Outcome of Carotid Endarterectomy after Regional Anesthesia versus General Anesthesia - A Retrospective Study Using Two Independent Databases.
Academic Article
Overview
abstract
BACKGROUND: Carotid endarterectomy (CEA) is effective in reducing stroke risk in selected patient groups. The ideal anesthetic technique remains controversial in light of literature between general anesthesia (GA) and regional anesthesia (RA) for CEA. METHODS: We studied the NSQIP data from 2005 to 2012. There were 32,718 patients receiving general anesthesia (GA) and 5,384 patients receiving regional anesthesia, local anesthesia, or monitored anesthesia care (RA). The outcome measurements of 30 days postoperative complications were death, stroke, coma, unplanned intubation, on ventilator > 48 hours, cardiac arrest, and myocardial infarction. We next studied NY-SID data from 2007 to 2011. There were 13,913 patients receiving GA and 3,145 patients receiving RA. The outcome measurements by discharge time were death, stroke, paraplegia, new neurological disorder, aspiration, respiratory failure, pulmonary resuscitation procedure (include intubation), cardiac arrest, cardiac resuscitation procedure, myocardial infarction, and congestive heart failure.
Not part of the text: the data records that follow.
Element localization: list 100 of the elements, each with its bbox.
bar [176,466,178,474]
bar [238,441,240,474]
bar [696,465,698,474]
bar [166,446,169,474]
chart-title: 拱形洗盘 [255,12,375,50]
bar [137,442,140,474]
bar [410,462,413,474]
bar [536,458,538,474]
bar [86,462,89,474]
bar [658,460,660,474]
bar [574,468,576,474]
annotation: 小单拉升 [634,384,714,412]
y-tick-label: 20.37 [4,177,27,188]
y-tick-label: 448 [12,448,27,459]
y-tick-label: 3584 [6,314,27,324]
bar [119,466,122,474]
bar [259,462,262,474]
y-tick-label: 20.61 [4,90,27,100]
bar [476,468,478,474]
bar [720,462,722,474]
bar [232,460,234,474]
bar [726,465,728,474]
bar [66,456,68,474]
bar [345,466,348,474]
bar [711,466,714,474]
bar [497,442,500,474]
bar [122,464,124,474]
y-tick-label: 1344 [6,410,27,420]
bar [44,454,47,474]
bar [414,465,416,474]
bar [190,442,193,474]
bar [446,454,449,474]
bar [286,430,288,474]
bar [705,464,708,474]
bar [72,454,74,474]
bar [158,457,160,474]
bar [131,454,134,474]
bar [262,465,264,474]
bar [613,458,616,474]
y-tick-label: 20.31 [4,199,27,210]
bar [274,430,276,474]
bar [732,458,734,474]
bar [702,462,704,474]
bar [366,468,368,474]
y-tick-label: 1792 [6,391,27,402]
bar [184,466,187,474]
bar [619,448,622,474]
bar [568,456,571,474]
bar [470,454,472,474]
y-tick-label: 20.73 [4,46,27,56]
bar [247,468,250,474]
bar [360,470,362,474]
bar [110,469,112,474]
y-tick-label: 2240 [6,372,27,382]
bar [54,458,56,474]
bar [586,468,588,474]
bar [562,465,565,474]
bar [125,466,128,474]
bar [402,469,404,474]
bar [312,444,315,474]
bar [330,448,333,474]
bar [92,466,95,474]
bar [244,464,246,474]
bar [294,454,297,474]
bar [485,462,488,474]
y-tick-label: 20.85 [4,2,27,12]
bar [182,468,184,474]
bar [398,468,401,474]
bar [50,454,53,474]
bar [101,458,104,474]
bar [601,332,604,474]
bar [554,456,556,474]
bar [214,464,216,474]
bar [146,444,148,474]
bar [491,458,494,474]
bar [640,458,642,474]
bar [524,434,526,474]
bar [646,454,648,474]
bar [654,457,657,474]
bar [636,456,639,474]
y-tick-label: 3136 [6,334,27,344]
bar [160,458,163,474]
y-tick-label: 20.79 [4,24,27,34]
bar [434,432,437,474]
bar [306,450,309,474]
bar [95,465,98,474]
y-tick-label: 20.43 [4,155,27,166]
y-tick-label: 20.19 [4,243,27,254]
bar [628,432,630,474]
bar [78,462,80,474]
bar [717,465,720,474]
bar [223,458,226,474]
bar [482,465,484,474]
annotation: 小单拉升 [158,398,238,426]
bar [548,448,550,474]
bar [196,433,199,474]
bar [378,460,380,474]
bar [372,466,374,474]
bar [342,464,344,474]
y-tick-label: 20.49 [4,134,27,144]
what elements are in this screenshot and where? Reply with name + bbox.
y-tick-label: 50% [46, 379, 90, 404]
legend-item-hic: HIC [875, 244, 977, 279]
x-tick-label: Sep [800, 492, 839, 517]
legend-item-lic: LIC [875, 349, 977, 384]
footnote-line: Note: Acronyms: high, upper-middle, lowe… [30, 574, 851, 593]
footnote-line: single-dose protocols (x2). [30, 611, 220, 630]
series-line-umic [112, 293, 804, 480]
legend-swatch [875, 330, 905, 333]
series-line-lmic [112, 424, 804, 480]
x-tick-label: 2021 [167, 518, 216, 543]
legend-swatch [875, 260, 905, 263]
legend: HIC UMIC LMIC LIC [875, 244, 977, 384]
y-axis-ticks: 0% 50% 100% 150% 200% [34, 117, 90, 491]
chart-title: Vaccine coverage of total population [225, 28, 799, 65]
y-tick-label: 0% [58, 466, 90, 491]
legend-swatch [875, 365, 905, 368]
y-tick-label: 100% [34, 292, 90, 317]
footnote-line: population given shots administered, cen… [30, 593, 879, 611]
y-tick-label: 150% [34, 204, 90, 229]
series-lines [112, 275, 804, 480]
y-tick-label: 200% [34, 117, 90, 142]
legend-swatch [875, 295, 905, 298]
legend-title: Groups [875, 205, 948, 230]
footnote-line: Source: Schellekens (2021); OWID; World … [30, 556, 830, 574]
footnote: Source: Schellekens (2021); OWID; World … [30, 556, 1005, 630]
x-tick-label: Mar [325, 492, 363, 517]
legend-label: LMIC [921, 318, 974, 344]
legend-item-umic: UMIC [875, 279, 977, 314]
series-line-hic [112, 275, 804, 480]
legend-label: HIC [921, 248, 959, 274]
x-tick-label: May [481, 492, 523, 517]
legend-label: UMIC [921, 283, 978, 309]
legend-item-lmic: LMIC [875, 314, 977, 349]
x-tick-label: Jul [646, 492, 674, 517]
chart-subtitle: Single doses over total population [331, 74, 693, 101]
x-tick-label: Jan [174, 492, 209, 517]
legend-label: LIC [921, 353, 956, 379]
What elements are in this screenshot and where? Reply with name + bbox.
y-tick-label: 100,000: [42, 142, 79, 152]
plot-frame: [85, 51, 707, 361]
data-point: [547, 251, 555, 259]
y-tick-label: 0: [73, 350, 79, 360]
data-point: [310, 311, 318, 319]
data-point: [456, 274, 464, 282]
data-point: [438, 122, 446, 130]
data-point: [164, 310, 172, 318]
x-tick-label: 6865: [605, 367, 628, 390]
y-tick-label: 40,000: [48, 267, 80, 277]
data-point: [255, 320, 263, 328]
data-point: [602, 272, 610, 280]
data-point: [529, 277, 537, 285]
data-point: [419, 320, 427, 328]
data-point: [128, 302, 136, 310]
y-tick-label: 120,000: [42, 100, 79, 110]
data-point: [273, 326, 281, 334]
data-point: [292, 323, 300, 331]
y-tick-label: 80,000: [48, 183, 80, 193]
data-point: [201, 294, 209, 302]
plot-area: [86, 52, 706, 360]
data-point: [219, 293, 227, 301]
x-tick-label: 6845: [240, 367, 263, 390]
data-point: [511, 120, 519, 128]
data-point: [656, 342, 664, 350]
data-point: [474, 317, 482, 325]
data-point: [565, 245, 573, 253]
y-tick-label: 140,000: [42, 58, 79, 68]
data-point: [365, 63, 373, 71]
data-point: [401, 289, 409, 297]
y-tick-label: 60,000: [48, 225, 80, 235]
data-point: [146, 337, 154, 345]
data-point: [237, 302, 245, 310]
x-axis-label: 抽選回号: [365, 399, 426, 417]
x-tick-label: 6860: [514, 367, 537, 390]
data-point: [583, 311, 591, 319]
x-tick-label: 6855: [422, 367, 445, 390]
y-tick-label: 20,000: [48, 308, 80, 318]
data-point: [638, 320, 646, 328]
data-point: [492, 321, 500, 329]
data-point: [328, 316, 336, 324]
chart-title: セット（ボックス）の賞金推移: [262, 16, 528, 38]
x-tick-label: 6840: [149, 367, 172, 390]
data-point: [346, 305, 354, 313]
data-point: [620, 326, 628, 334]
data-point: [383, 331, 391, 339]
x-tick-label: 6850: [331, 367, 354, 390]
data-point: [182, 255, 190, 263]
All analyses were risk adjusted with propensity score matching algorithm. RESULTS: There were significant differences in incidences of un-expected intubation (1.21% vs. 0.55%, P=0.001), and myocardial infarction (0.80% vs. 0.35%, P=0.039) between GA and RA respectively in NSQIP data. GA group had significant higher incidences of aspiration (0.61% vs. 0.19%, P=0.014), and pulmonary resuscitation procedure (including intubation) (1.02% vs. 0.54%, P=0.044) than RA group in NY-SID data. CONCLUSIONS: In comparison to GA, patients receiving RA had significant lower risks of postoperative unplanned intubation and/or pulmonary resuscitation procedure after carotid endarterectomy.